Reading or conducting an interview with Norwegian comics genius Jason can be kind of frustrating, because he’s just not a fountain of words. But Brian Heater gets him to yap about as much as possible:
That multimedia aspect doesn’t interest you? Doing slides and presenting the work?
No, I don’t really like to talk about my comics. They should speak for themselves.
Indeed. But in news we’re surprised that Splash Page hasn’t jumped on already, Jason lets slip the info that I KILLED ADOLF HITLER, his time travel masterpiece, has been optioned for a film.
Have you been approached by anyone about adapting one of your comics?
People have expressed interest in doing movies versions. One of the books, I Killed Adolf Hitler has been optioned. I’m not holding my breath though. If it happens, it happens. It just seems like a small miracle every time a good movie is made, especially in Hollywood.
We won’t hold our breath either — and it’s certainly not necessary–but it would be a great story for a movie. Is there anyone who would be up for the task of directing this tale? What do YOU think?
I’m afraid that approach to time travel is so outdated, there’s not much that can be done with it, IMO. Assuming that the effects of the assassination aren’t worked out in detail, in the form of an alternate history, whether the assassin realizes he made a mistake and goes back in time again to prevent his own action, or the assassination changes history to the extent that the assassin isn’t born and a paradox results, the end result is still a mess. That’s the kind of story the alternate timeline system specifically eliminates.
SRS
SRS — a word of advice. If you want to live a happy life, don’t try to analyze the science in Jason stories.
Once you’ve got time-travel, nothing can ever be outdated.
p.s. I Killed Adolph Hitler wasn’t about time travel and paradoxes anyway.
I Killed Adolph Hitler is one of the best stories I think I’ve ever read. It is in absolutely no way about time travel or paradoxes. The time travel is just a device for moving the story forward.
Next, someone will say The Last Musketeer doesn’t work because everyone knows you don’t breath on Mars without a spacesuit.
Here’s a (publisher’s?) description of I Killed Adolf Hitler:
The story as described doesn’t work as time travel. It’s impossible for anyone to travel into his own future, and the life of the would-be assassin would overlap his birth, but in absurdist fiction, the plot details don’t matter much, so I’m willing to believe that the story succeeds as intended.
In SF, though, there’s simply no point in telling single-timeline time travel stories any more.

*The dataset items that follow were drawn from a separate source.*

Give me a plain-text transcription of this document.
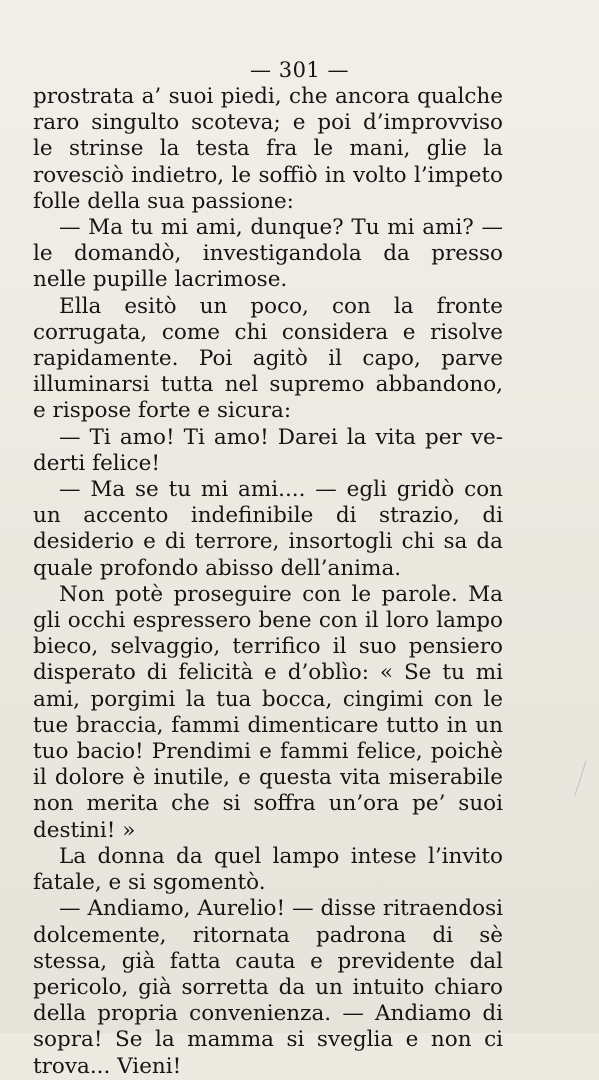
— 301 —

prostrata a’ suoi piedi, che ancora qualche raro singulto scoteva; e poi d’improvviso le strinse la testa fra le mani, glie la rovesciò indietro, le soffiò in volto l’impeto folle della sua passione:

— Ma tu mi ami, dunque? Tu mi ami? — le domandò, investigandola da presso nelle pupille lacrimose.

Ella esitò un poco, con la fronte corrugata, come chi considera e risolve rapidamente. Poi agitò il capo, parve illuminarsi tutta nel supremo abbandono, e rispose forte e sicura:

— Ti amo! Ti amo! Darei la vita per vederti felice!

— Ma se tu mi ami.... — egli gridò con un accento indefinibile di strazio, di desiderio e di terrore, insortogli chi sa da quale profondo abisso dell’anima.

Non potè proseguire con le parole. Ma gli occhi espressero bene con il loro lampo bieco, selvaggio, terrifico il suo pensiero disperato di felicità e d’oblìo: « Se tu mi ami, porgimi la tua bocca, cingimi con le tue braccia, fammi dimenticare tutto in un tuo bacio! Prendimi e fammi felice, poichè il dolore è inutile, e questa vita miserabile non merita che si soffra un’ora pe’ suoi destini! »

La donna da quel lampo intese l’invito fatale, e si sgomentò.

— Andiamo, Aurelio! — disse ritraendosi dolcemente, ritornata padrona di sè stessa, già fatta cauta e previdente dal pericolo, già sorretta da un intuito chiaro della propria convenienza. — Andiamo di sopra! Se la mamma si sveglia e non ci trova... Vieni!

Time travel paradoxes are logical impossibilities, and stories in which the leads strive to avoid causing paradoxes, or fix them when they happen, will invariably be repetitious. I’ve seen far too many stories over the last several years in which the point of the stories is to create paradoxes and other time travel snarls and treat them as dramatic problems to be solved. But the stories didn’t make sense, of course, so readers responded by complaining that they didn’t make sense and, in some cases, complained that time travel stories in general don’t make sense. That’s bullshit. It’s the shared responsibility of the writer and editor to ensure that the time travel story makes sense, as would be the case with any published story.
SRS
SRS: I warned you!
Yeah, fortunately, I Killed Adolph Hitler is neither a sci-fi story nor an exploration of time-travel paradoxes. You’re complaining about something that’s utterly inconsequential to the book.